End of Watch got a lot of buzz last year, and I had been intrigued, but once I found out Anna Kendrick was in it, I made actual plans to watch it. And, Jesus, I'm glad I did. At first, it seems like Just Another Cop Drama, so who needs it? Jake Gyllenhaal and Michael Peña are street cops in South Central. It's not a glamorous position; they're not solving murders or anything. They drive around and respond to calls and help people and get shot at. It's a shit job, but they believe in it. From Gyllenhaal's opening monologue, you know these are good cops, not the usual corrupt ones you always see. The movie is presented as a combination of found footage (Gyllenhaal is shooting a project for film class, and we also see footage from others) and traditional film, which allows writer/director David Ayer to get the intimacy of the found-footage format without being completely restricted by its POV. The heart of the movie is the relationship between the two partners (and their relationships with their significant others). There is a plot that slowly builds throughout the movie as they look into gang wars and drug trafficking, but, surprisingly, the plot was not what kept me going. I became so engrossed in their lives that about halfway through the movie, I just didn't want it to end. I wanted to watch them do anything. Go to the store, attend a quinceañara, joke about sex. It wasn't narrative momentum; it was character momentum. At a certain point, I realized that if either one of them—or both, for fuck's sake—died, I would be in tears, that's how attached I had become to them after such a short time. I applaud any film that can draw me into its world so strongly, even when that world is our own. A-


Steph L. - Apr 06, 2013 9:30:17 am PDT #23980 of 30000
this mess was yours / now your mess is mine

Okay, I might have to watch that. Silly misleading trailers!

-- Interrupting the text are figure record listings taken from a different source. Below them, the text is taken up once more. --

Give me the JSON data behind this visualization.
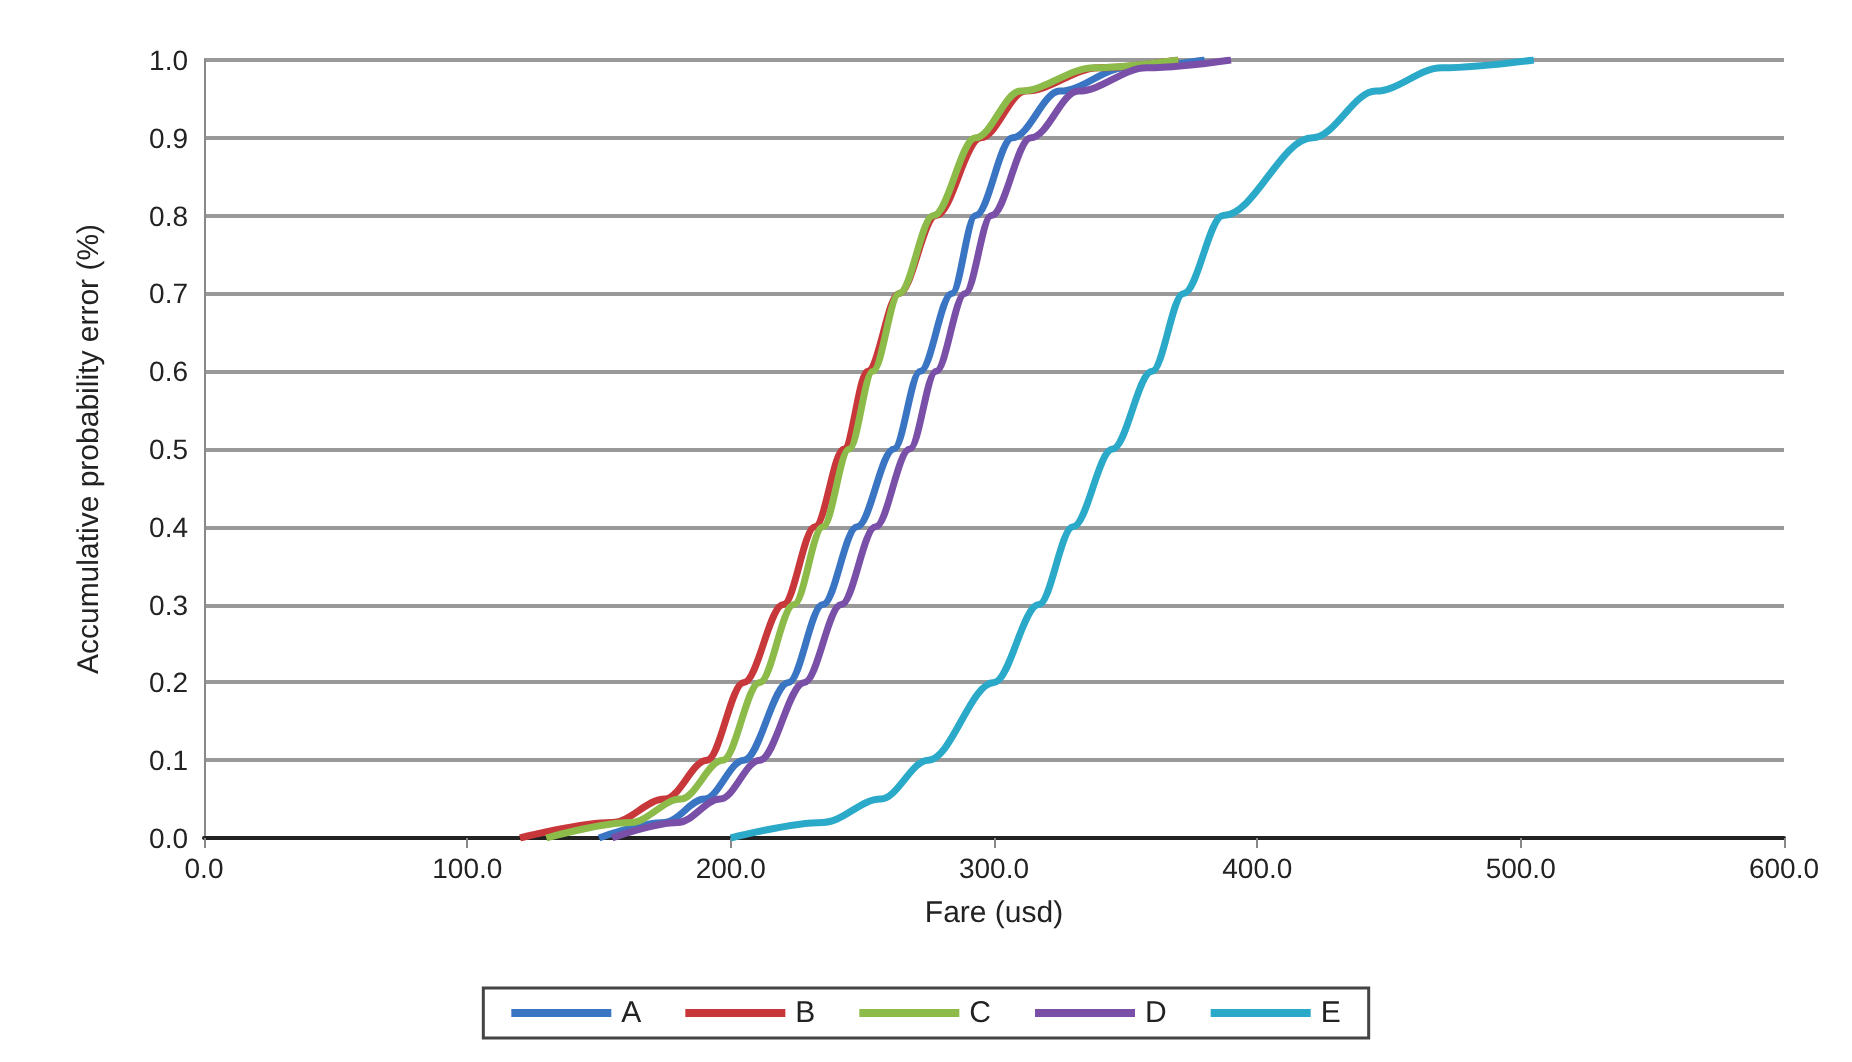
{
  "chart_data": {
    "type": "line",
    "xlabel": "Fare (usd)",
    "ylabel": "Accumulative probability error (%)",
    "xlim": [
      0,
      600
    ],
    "xticks": [
      {
        "value": 0,
        "label": "0.0"
      },
      {
        "value": 100,
        "label": "100.0"
      },
      {
        "value": 200,
        "label": "200.0"
      },
      {
        "value": 300,
        "label": "300.0"
      },
      {
        "value": 400,
        "label": "400.0"
      },
      {
        "value": 500,
        "label": "500.0"
      },
      {
        "value": 600,
        "label": "600.0"
      }
    ],
    "ylim": [
      0,
      1
    ],
    "yticks": [
      {
        "value": 0,
        "label": "0.0"
      },
      {
        "value": 0.1,
        "label": "0.1"
      },
      {
        "value": 0.2,
        "label": "0.2"
      },
      {
        "value": 0.3,
        "label": "0.3"
      },
      {
        "value": 0.4,
        "label": "0.4"
      },
      {
        "value": 0.5,
        "label": "0.5"
      },
      {
        "value": 0.6,
        "label": "0.6"
      },
      {
        "value": 0.7,
        "label": "0.7"
      },
      {
        "value": 0.8,
        "label": "0.8"
      },
      {
        "value": 0.9,
        "label": "0.9"
      },
      {
        "value": 1,
        "label": "1.0"
      }
    ],
    "grid": "y",
    "legend": "bottom",
    "marker": "none",
    "line_style": "solid",
    "series": [
      {
        "name": "A",
        "color": "#3a75c4",
        "x": [
          150,
          175,
          190,
          205,
          222,
          235,
          248,
          262,
          272,
          284,
          293,
          307,
          325,
          350,
          380
        ],
        "values": [
          0,
          0.02,
          0.05,
          0.1,
          0.2,
          0.3,
          0.4,
          0.5,
          0.6,
          0.7,
          0.8,
          0.9,
          0.96,
          0.99,
          1
        ]
      },
      {
        "name": "B",
        "color": "#c8383a",
        "x": [
          120,
          155,
          175,
          191,
          205,
          220,
          232,
          243,
          252,
          264,
          278,
          295,
          312,
          340,
          370
        ],
        "values": [
          0,
          0.02,
          0.05,
          0.1,
          0.2,
          0.3,
          0.4,
          0.5,
          0.6,
          0.7,
          0.8,
          0.9,
          0.96,
          0.99,
          1
        ]
      },
      {
        "name": "C",
        "color": "#8cbb4a",
        "x": [
          130,
          162,
          181,
          197,
          211,
          224,
          235,
          245,
          254,
          264,
          277,
          293,
          310,
          338,
          370
        ],
        "values": [
          0,
          0.02,
          0.05,
          0.1,
          0.2,
          0.3,
          0.4,
          0.5,
          0.6,
          0.7,
          0.8,
          0.9,
          0.96,
          0.99,
          1
        ]
      },
      {
        "name": "D",
        "color": "#7a4fa8",
        "x": [
          155,
          180,
          196,
          211,
          228,
          242,
          255,
          268,
          278,
          289,
          299,
          314,
          332,
          358,
          390
        ],
        "values": [
          0,
          0.02,
          0.05,
          0.1,
          0.2,
          0.3,
          0.4,
          0.5,
          0.6,
          0.7,
          0.8,
          0.9,
          0.96,
          0.99,
          1
        ]
      },
      {
        "name": "E",
        "color": "#2aa9c8",
        "x": [
          200,
          235,
          257,
          275,
          300,
          317,
          330,
          345,
          360,
          372,
          387,
          421,
          445,
          470,
          505
        ],
        "values": [
          0,
          0.02,
          0.05,
          0.1,
          0.2,
          0.3,
          0.4,
          0.5,
          0.6,
          0.7,
          0.8,
          0.9,
          0.96,
          0.99,
          1
        ]
      }
    ]
  }
}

Volans - Apr 06, 2013 11:19:50 am PDT #23981 of 30000
move out and draw fire

You should rent it and then demand your money back because the explosions (or tense drug kingpin murder scenes) that got you intrigued by the trailer weren't in the actual movie!

I'm kind of stunned that you didn't see a trailer for it, P-C. I mean, I don't have TV and went to like 3 movies last year, and I feel like I saw the trailer 65 times.